Sunday, April 03, 2005

Things I had to learn by living in Texas

Just a brief moment of levity before I get back to the grind. This was from an e-mail I received a couple years ago and kept in my Yahoo! Mail forever, because I always forget to purge:

Armadillos sleep in the middle of the road with all four feet in the air.
There are 5,000 types of snakes and 4,998 live in Texas. There are 10,000
types of spiders. All 10,000 live in Texas, plus a few no one has ever seen
before. Raccoons will test your melon crop and let you know when they are
ripe. If it grows, it will stick you. If it crawls, it will bite you!
Nothing will kill a mesquite tree. There are valid reasons some people put
razor wire around their house. A tractor is NOT an all terrain vehicle.
They do get stuck. The wind blows at 90 mph from Oct 2 till June 25, then
it stops totally until October 2. Onced and twiced are words. Coldbeer is
one word. People actually grow and eat okra. Green grass DOES burn. When
you live in the country you don't have to buy a dog. City people drop them
off at your front gate in the middle of the night. The sound of coyotes
howling at night only sounds good for the first few weeks. When a buzzard
sits on the fence and stares at you, it's time to see a doctor. Fix-in-to
is one word. A TANK is a dirt hole that holds water for irrigation,
watering the cows, or swimming There ain't no such thing as "lunch". There
is only dinner and then there's supper. "Sweetened ice tea" is appropriate
for all meals and you start drinking it when you are two. Backwards and
forwards means I know everything about you. "Jeet?" is actually a phrase
meaning, "did you eat?" You don't have to wear a watch because it doesn't
matter what time it is. You work until you're done or it's too dark to see.

3 comments:

B said...

Hello...my first name is B and my last name is Gullible....does a buzzard really know when you are about to die (assuming you're not bleeding all over the place)?

English Professor said...

Bless your heart, Steve, we simple folks are just so glad that y'all came to see us. :-)
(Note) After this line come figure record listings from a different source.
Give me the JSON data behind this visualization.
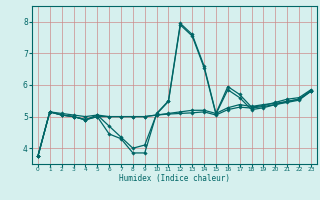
{
  "xlabel": "Humidex (Indice chaleur)",
  "bg_color": "#d6f0ee",
  "grid_color": "#cc8888",
  "line_color": "#006666",
  "axis_color": "#006666",
  "xlim": [
    -0.5,
    23.5
  ],
  "ylim": [
    3.5,
    8.5
  ],
  "yticks": [
    4,
    5,
    6,
    7,
    8
  ],
  "xticks": [
    0,
    1,
    2,
    3,
    4,
    5,
    6,
    7,
    8,
    9,
    10,
    11,
    12,
    13,
    14,
    15,
    16,
    17,
    18,
    19,
    20,
    21,
    22,
    23
  ],
  "lines": [
    {
      "x": [
        0,
        1,
        2,
        3,
        4,
        5,
        6,
        7,
        8,
        9,
        10,
        11,
        12,
        13,
        14,
        15,
        16,
        17,
        18,
        19,
        20,
        21,
        22,
        23
      ],
      "y": [
        3.75,
        5.15,
        5.05,
        5.0,
        4.9,
        5.0,
        4.45,
        4.3,
        3.85,
        3.85,
        5.1,
        5.5,
        7.95,
        7.6,
        6.6,
        5.1,
        5.95,
        5.7,
        5.3,
        5.35,
        5.45,
        5.55,
        5.6,
        5.85
      ]
    },
    {
      "x": [
        0,
        1,
        2,
        3,
        4,
        5,
        6,
        7,
        8,
        9,
        10,
        11,
        12,
        13,
        14,
        15,
        16,
        17,
        18,
        19,
        20,
        21,
        22,
        23
      ],
      "y": [
        3.75,
        5.15,
        5.05,
        5.0,
        4.9,
        5.05,
        4.7,
        4.35,
        4.0,
        4.1,
        5.08,
        5.48,
        7.9,
        7.55,
        6.55,
        5.08,
        5.85,
        5.6,
        5.22,
        5.28,
        5.38,
        5.48,
        5.55,
        5.8
      ]
    },
    {
      "x": [
        0,
        1,
        2,
        3,
        4,
        5,
        6,
        7,
        8,
        9,
        10,
        11,
        12,
        13,
        14,
        15,
        16,
        17,
        18,
        19,
        20,
        21,
        22,
        23
      ],
      "y": [
        3.75,
        5.15,
        5.1,
        5.05,
        5.0,
        5.05,
        5.0,
        5.0,
        5.0,
        5.0,
        5.05,
        5.1,
        5.15,
        5.2,
        5.2,
        5.1,
        5.28,
        5.38,
        5.32,
        5.38,
        5.42,
        5.48,
        5.55,
        5.82
      ]
    },
    {
      "x": [
        0,
        1,
        2,
        3,
        4,
        5,
        6,
        7,
        8,
        9,
        10,
        11,
        12,
        13,
        14,
        15,
        16,
        17,
        18,
        19,
        20,
        21,
        22,
        23
      ],
      "y": [
        3.75,
        5.15,
        5.05,
        5.0,
        4.9,
        5.0,
        5.0,
        5.0,
        5.0,
        5.0,
        5.05,
        5.08,
        5.1,
        5.12,
        5.15,
        5.05,
        5.22,
        5.3,
        5.27,
        5.32,
        5.38,
        5.45,
        5.52,
        5.8
      ]
    }
  ]
}
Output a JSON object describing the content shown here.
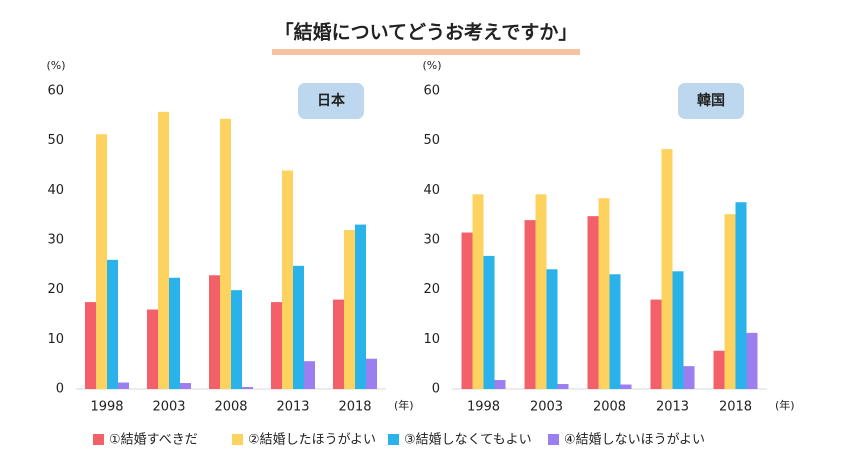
{
  "title": "「結婚についてどうお考えですか」",
  "chart_data": [
    {
      "type": "bar",
      "title": "日本",
      "y_label": "(%)",
      "x_label": "(年)",
      "categories": [
        "1998",
        "2003",
        "2008",
        "2013",
        "2018"
      ],
      "series": [
        {
          "name": "①結婚すべきだ",
          "color": "#f4606a",
          "values": [
            17.5,
            16,
            22.9,
            17.5,
            18
          ]
        },
        {
          "name": "②結婚したほうがよい",
          "color": "#fdd25f",
          "values": [
            51.3,
            55.8,
            54.4,
            44,
            32
          ]
        },
        {
          "name": "③結婚しなくてもよい",
          "color": "#2ab3ea",
          "values": [
            26,
            22.4,
            19.9,
            24.8,
            33.1
          ]
        },
        {
          "name": "④結婚しないほうがよい",
          "color": "#9b7ef0",
          "values": [
            1.3,
            1.2,
            0.4,
            5.6,
            6.1
          ]
        }
      ],
      "ylim": [
        0,
        60
      ],
      "yticks": [
        0,
        10,
        20,
        30,
        40,
        50,
        60
      ]
    },
    {
      "type": "bar",
      "title": "韓国",
      "y_label": "(%)",
      "x_label": "(年)",
      "categories": [
        "1998",
        "2003",
        "2008",
        "2013",
        "2018"
      ],
      "series": [
        {
          "name": "①結婚すべきだ",
          "color": "#f4606a",
          "values": [
            31.5,
            34,
            34.8,
            18,
            7.7
          ]
        },
        {
          "name": "②結婚したほうがよい",
          "color": "#fdd25f",
          "values": [
            39.2,
            39.2,
            38.4,
            48.3,
            35.2
          ]
        },
        {
          "name": "③結婚しなくてもよい",
          "color": "#2ab3ea",
          "values": [
            26.8,
            24.1,
            23.1,
            23.7,
            37.6
          ]
        },
        {
          "name": "④結婚しないほうがよい",
          "color": "#9b7ef0",
          "values": [
            1.8,
            1,
            0.9,
            4.6,
            11.3
          ]
        }
      ],
      "ylim": [
        0,
        60
      ],
      "yticks": [
        0,
        10,
        20,
        30,
        40,
        50,
        60
      ]
    }
  ]
}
B--buzzards look for (lack of) movement. So if you're sunbathing, it might be a good idea to turn over occasionally, or reach for a glass of sweet tea.

red.hot.mamma! said...

i have a few corections, for any non-native texans reading this:

1. it's fixin' to, not fix-in-to. and it's not that it's one word, but that it's used at all. ex. i'm fixin' to go git sumthin' to eat. d'ya eat yet?

2. it's "sweet tea," not "sweetened." and technically, that's more of a deep south thing than a texan thing. you can find sweet tea here occasionally, but usually it comes over ice without any sugar & you add in your sweetener of choice. in other states (LA, MS, AL, etc.), the sugar is added to the hot water when the tea is brewed. (yes, i'm avoiding my appellate brief right now)

3. the phrase "might could" is lacking from this list. as in, "i might could git sumthin' t'eat. bring me some sweet tea, ya'll."

final point: listen, furriner, ya come here, ya adapt. we used to be our own cuntry, ya know.